Inconsistent output from DBSCAN implementation in Weka


I am using the DBSCAN implementation in Weka and it seems to be giving me different results based on whether I select "Use training set" or "Classes to clusters evaluation" as the 'Cluster mode'. As per the documentation here, selecting "Classes to clusters evaluation" should only change the metrics reported.
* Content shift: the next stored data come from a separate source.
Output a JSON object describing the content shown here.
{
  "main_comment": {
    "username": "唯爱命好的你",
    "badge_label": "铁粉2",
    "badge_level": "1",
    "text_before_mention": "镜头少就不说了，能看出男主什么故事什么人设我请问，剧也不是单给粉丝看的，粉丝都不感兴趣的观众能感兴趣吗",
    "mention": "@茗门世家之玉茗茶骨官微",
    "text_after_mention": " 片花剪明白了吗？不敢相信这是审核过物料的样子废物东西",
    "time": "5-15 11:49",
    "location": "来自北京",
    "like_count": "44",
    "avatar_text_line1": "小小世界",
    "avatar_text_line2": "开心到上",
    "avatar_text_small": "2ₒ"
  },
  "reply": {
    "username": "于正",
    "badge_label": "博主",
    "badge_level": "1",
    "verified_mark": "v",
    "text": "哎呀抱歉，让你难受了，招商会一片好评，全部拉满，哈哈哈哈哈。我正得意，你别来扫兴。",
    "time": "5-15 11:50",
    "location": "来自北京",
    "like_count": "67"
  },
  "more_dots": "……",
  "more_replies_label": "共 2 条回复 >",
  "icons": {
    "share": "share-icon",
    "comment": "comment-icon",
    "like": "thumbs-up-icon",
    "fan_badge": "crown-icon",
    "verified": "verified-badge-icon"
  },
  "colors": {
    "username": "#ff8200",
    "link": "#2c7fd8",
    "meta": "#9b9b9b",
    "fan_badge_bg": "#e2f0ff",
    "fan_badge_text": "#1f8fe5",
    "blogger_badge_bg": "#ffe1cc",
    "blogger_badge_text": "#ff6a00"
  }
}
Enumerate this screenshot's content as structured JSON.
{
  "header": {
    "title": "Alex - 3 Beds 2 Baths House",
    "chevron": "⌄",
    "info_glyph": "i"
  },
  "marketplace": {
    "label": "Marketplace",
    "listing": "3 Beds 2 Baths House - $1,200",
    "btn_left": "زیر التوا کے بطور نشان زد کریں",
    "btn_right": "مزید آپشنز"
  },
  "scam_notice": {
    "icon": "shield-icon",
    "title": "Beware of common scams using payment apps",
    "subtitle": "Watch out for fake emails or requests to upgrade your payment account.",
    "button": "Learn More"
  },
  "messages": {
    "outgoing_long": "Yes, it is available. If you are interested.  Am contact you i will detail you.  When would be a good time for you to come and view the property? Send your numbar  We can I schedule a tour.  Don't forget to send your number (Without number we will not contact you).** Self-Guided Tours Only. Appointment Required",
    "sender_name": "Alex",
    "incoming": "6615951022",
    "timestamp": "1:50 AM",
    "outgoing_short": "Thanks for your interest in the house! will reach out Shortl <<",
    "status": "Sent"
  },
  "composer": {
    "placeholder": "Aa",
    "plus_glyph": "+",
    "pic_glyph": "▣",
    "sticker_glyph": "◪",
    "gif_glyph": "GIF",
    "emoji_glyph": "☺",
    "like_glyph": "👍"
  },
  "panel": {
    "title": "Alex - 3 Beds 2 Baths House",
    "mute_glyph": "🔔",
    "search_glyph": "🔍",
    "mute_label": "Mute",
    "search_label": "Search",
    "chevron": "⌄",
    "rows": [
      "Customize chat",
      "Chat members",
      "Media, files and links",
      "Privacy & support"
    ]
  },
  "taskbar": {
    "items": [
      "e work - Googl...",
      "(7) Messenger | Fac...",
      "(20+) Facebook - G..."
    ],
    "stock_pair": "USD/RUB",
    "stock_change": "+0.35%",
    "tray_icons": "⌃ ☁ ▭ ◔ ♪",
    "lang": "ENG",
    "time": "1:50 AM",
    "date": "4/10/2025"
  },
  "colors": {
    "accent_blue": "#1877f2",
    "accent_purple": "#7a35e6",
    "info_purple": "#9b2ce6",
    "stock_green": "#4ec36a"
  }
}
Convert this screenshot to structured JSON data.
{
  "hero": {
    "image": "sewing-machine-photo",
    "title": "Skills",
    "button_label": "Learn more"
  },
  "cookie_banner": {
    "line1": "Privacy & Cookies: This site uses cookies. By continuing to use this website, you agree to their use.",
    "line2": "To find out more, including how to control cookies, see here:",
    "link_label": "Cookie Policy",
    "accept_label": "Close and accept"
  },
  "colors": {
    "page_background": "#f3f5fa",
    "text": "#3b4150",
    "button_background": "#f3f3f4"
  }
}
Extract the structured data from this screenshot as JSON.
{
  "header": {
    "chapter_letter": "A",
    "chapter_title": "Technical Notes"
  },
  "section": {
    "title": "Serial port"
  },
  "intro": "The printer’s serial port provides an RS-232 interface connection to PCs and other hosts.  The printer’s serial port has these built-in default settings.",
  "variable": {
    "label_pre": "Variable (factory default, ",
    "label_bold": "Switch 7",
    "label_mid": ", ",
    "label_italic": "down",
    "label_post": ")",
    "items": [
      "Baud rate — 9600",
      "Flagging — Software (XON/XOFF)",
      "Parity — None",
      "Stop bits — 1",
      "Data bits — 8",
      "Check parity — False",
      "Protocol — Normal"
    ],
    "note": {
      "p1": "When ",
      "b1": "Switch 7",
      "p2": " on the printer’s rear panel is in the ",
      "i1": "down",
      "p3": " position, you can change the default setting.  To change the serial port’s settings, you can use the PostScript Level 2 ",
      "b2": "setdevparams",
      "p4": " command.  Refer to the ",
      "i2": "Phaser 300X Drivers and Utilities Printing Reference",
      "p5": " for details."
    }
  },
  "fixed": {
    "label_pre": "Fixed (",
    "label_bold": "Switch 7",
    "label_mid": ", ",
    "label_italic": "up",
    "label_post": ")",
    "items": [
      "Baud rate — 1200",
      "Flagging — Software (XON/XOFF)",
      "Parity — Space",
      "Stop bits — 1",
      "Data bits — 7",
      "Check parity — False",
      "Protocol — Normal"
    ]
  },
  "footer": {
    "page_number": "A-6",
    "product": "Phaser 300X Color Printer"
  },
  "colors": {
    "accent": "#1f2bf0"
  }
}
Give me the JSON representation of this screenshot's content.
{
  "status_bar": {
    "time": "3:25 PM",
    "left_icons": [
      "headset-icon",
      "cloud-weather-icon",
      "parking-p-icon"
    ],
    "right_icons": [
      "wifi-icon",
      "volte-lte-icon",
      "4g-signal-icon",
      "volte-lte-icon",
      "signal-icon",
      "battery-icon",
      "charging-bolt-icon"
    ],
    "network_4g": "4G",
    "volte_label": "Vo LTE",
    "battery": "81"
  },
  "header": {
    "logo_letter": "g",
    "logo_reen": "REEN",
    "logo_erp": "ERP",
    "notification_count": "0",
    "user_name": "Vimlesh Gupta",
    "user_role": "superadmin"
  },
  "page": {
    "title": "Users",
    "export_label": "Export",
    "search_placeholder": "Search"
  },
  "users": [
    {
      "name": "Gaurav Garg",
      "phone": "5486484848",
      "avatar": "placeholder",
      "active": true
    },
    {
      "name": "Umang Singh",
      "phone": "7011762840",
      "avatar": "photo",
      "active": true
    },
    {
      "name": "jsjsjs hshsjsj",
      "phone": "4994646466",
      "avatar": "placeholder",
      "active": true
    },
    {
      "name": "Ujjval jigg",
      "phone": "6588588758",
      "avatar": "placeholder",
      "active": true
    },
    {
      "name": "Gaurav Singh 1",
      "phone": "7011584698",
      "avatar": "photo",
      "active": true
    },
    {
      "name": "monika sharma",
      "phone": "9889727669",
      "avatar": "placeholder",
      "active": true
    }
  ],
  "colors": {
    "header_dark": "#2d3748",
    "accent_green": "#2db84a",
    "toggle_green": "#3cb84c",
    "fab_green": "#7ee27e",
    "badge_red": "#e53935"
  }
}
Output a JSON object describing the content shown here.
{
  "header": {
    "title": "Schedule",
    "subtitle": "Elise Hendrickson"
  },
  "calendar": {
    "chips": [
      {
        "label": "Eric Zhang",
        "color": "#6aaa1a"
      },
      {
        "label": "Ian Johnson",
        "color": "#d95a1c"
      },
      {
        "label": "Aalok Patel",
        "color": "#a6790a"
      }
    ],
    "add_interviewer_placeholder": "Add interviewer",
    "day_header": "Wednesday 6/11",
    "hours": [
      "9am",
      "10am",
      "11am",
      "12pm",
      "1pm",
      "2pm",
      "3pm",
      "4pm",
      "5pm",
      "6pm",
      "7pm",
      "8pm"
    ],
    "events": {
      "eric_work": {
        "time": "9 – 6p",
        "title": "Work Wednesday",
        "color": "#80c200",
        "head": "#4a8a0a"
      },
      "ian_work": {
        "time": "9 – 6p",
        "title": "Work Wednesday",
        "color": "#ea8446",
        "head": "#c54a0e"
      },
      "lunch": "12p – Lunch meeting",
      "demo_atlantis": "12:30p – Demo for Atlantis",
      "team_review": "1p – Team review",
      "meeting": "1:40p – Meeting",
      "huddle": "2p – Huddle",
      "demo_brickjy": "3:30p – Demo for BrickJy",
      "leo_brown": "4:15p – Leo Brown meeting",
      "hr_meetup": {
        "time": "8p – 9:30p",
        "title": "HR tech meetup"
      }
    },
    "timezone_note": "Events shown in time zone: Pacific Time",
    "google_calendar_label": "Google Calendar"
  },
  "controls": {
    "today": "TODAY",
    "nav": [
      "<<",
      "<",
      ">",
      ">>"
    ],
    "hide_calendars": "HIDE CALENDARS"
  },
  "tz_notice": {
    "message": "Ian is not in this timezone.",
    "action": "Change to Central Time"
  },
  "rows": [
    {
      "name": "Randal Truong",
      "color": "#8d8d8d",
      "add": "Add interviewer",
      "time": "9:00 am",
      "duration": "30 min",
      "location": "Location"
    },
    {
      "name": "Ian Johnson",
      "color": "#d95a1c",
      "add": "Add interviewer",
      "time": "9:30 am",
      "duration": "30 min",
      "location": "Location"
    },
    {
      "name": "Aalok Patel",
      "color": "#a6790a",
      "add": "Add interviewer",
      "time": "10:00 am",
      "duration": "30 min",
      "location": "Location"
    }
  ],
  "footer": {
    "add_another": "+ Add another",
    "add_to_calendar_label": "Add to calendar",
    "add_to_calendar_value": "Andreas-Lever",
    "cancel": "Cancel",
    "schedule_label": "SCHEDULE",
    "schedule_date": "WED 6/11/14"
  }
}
With DBSCAN however I actually see a different number of clusters. Here's a way to reproduce the problem:

  1. Load the IRIS dataset: Select the "Preprocess" tab, click "Open file", go to the "data" folder inside your Weka installation and load the "iris" dataset.
  2. Go over to the "Cluster" tab and choose DBSCAN. Set epsilon=0.5 and minpts=5.
  3. In cluster mode, select the radio button "Use training set" and Start the clustering. Look for the string "Number of generated clusters" - this number is 3 for me.
  4. Now select the radio mode to "Classes to clusters evaluation" and re-run the clustering. I get 1 cluster now.

Is this expected behavior? Am I missing something?


Solution

  • What I seemed to be missing was with the "Use training set" setting all attributes including the class-label, are used. If I explicitly remove the class, the results match.